触診サークル:大腿

骨盤~太ももの働きと触診の練習会を開催しました。

動画は数分ずつです。ご活用ください。

【腸腰筋と股関節の動き】


腸腰筋とは?

腸腰筋は「大腰筋」と「腸骨筋」が合わさった筋肉です。

大腰筋は背骨(腰椎)から、腸骨筋は骨盤の内側から出て、合わさって大腿骨に付着しています。主な働きは「股関節の屈曲(脚を前に持ち上げる動き)」です。

デスクワークなど座っている時間が長い人は、硬くなりやすいという特徴があります。

 


腸腰筋が硬いと何が起きる?ー歩き方との関係

理想的な歩き方は、脚を「前に出す」のではなく、後ろに蹴り出した反動で前に出る動きです。

そのためには股関節が後ろに伸びる角度(伸展)が必要ですが、腸腰筋が硬いとその角度が作れません。

さらに、前側(腸腰筋)が硬くなると、後ろ側のお尻の筋肉が使いにくくなります。

お尻の筋トレをしているつもりでも、実際には腰や骨盤が代わりに動いてしまい、お尻の筋肉がうまく使えていないケースも多いです。

 


ほぐした後に「回路を作る」ことも意識を。

施術でほぐして可動域を広げた後に、定着させるためには、脳と体の「回路」が大切です。日常生活でまた元に戻ってしまう…というのを防ぐために、「回路」の要素を知っておくのがおすすめ。

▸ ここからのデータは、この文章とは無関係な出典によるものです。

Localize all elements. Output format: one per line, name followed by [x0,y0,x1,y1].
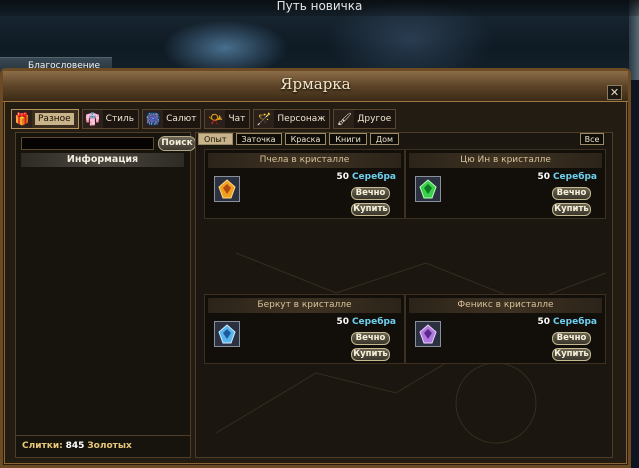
tab-other[interactable]: 🖌 Другое [333,109,397,129]
wand-icon: 🪄 [254,110,275,128]
filter-house[interactable]: Дом [369,133,400,145]
gift-icon: 🎁 [12,110,32,128]
item-title: Цю Ин в кристалле [409,153,602,168]
search-panel: Поиск Информация [15,132,196,458]
title-bar[interactable]: Ярмарка ✕ [3,71,628,102]
brush-icon: 🖌 [334,110,355,128]
ingots-label: Слитки: [22,441,63,451]
purple-crystal-icon[interactable] [415,321,441,347]
ingots-footer: Слитки: 845 Золотых [15,435,191,457]
shop-item-card: Беркут в кристалле 50 Серебра Вечно Купи… [204,294,405,364]
subcategory-filters: Опыт Заточка Краска Книги Дом [198,133,400,145]
price-currency: Серебра [552,317,597,327]
green-crystal-icon[interactable] [415,176,441,202]
shop-item-card: Пчела в кристалле 50 Серебра Вечно Купит… [204,149,405,219]
tab-style[interactable]: 👘 Стиль [81,109,140,129]
item-title: Беркут в кристалле [208,298,401,313]
item-price: 50 Серебра [337,172,396,182]
ingots-value: 845 [65,441,85,451]
shop-item-card: Цю Ин в кристалле 50 Серебра Вечно Купит… [405,149,606,219]
tab-label: Салют [166,114,197,124]
close-icon: ✕ [609,86,620,99]
window-title: Ярмарка [280,75,351,93]
tab-label: Чат [228,114,246,124]
tab-character[interactable]: 🪄 Персонаж [253,109,331,129]
tab-chat[interactable]: 📯 Чат [204,109,251,129]
price-currency: Серебра [351,172,396,182]
goods-panel: Опыт Заточка Краска Книги Дом Все Пчела … [195,132,613,458]
price-currency: Серебра [351,317,396,327]
filter-dye[interactable]: Краска [284,133,327,145]
buy-button[interactable]: Купить [351,348,390,361]
duration-button[interactable]: Вечно [351,332,390,345]
buy-button[interactable]: Купить [552,203,591,216]
close-button[interactable]: ✕ [607,85,622,100]
item-title: Феникс в кристалле [409,298,602,313]
filter-experience[interactable]: Опыт [198,133,233,145]
filter-enchant[interactable]: Заточка [235,133,282,145]
category-tabs: 🎁 Разное 👘 Стиль 🎆 Салют 📯 Чат 🪄 Персона… [11,109,397,131]
tab-label: Стиль [105,114,135,124]
costume-icon: 👘 [82,110,103,128]
duration-button[interactable]: Вечно [351,187,390,200]
amber-crystal-icon[interactable] [214,176,240,202]
fair-window: Ярмарка ✕ 🎁 Разное 👘 Стиль 🎆 Салют 📯 Чат… [0,68,631,468]
firework-icon: 🎆 [143,110,164,128]
buy-button[interactable]: Купить [552,348,591,361]
price-amount: 50 [336,317,350,327]
horn-icon: 📯 [205,110,226,128]
tab-fireworks[interactable]: 🎆 Салют [142,109,202,129]
show-all-button[interactable]: Все [580,133,604,145]
ingots-currency: Золотых [87,441,132,451]
item-price: 50 Серебра [538,317,597,327]
item-price: 50 Серебра [337,317,396,327]
item-price: 50 Серебра [538,172,597,182]
info-list-item[interactable]: Информация [21,153,184,167]
filter-books[interactable]: Книги [329,133,367,145]
quest-title: Путь новичка [0,0,639,16]
price-currency: Серебра [552,172,597,182]
search-button[interactable]: Поиск [158,136,196,151]
blue-crystal-icon[interactable] [214,321,240,347]
price-amount: 50 [336,172,350,182]
tab-label: Разное [35,113,74,125]
search-input[interactable] [21,137,154,150]
item-title: Пчела в кристалле [208,153,401,168]
shop-item-card: Феникс в кристалле 50 Серебра Вечно Купи… [405,294,606,364]
duration-button[interactable]: Вечно [552,332,591,345]
buy-button[interactable]: Купить [351,203,390,216]
tab-misc[interactable]: 🎁 Разное [11,109,79,129]
price-amount: 50 [537,172,551,182]
duration-button[interactable]: Вечно [552,187,591,200]
price-amount: 50 [537,317,551,327]
tab-label: Персонаж [277,114,326,124]
tab-label: Другое [357,114,392,124]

ほぐした後に、広がった可動域をご本人に動かして確認していただくことで、体が「ここまで動けるんだ」と覚えて、回路が作られていきます。

 

【坐骨まわりの解剖】


引用文献:河上敬介ほか『骨格筋の形と触察法』大峰閣.2019

坐骨と太もも裏の筋肉

坐骨は、太もも裏の筋肉(ハムストリングス)が付着している部位です。

大腰筋・腸骨筋(腸腰筋)も近くを走っており、解剖模型を使いながら位置関係を確認しました。

腸腰筋は内臓の裏側に位置しているため、体の表面から直接触れることが難しく、アプローチする際は内臓を避けるようにしないと触れない場所だと説明されています。

 


腹部大動脈について

この部位の解説の流れで、腹部大動脈についても話が及びました。腹部大動脈は非常に太い血管で、この付近を走っています。妊婦さんが長時間仰向けになってはいけないとされているのも、この大動脈が圧迫されるリスクがあるためです。

また、この辺りの血流が滞ると、そこから下——脚全体にむくみが生じやすくなります。

※【補足】腹部大動脈とは

腹部大動脈は、心臓から全身に血液を送る大動脈が腹部を通る部分です。背骨のすぐ前を走っており、左右の腸骨動脈に分岐して両脚へと血液を供給しています。非常に太く、触れると拍動を感じられることもあります。

妊娠後期には子宮が大きくなることでこの血管が圧迫されやすくなるため、長時間の仰向けは推奨されていません。また、この部位周辺の血流が低下すると、脚全体のむくみや冷えにつながることがあります。施術においても、過度な圧をかけることは避けるべき部位とされています。

 

 

大腿部の筋肉の触診

太ももの前の筋肉の触診の練習もしました。

太ももは前・内もも・後ろと複数の筋肉が上下に走っています。

それぞれの筋肉の「境目」を触れるのが大切。隣り合う筋肉同士がくっついている(癒着、とまでは言わないけれど、くっついて”滑り”が少ない状態)ことも多く、その境をはがすイメージでリリースするのも手技のひとつです。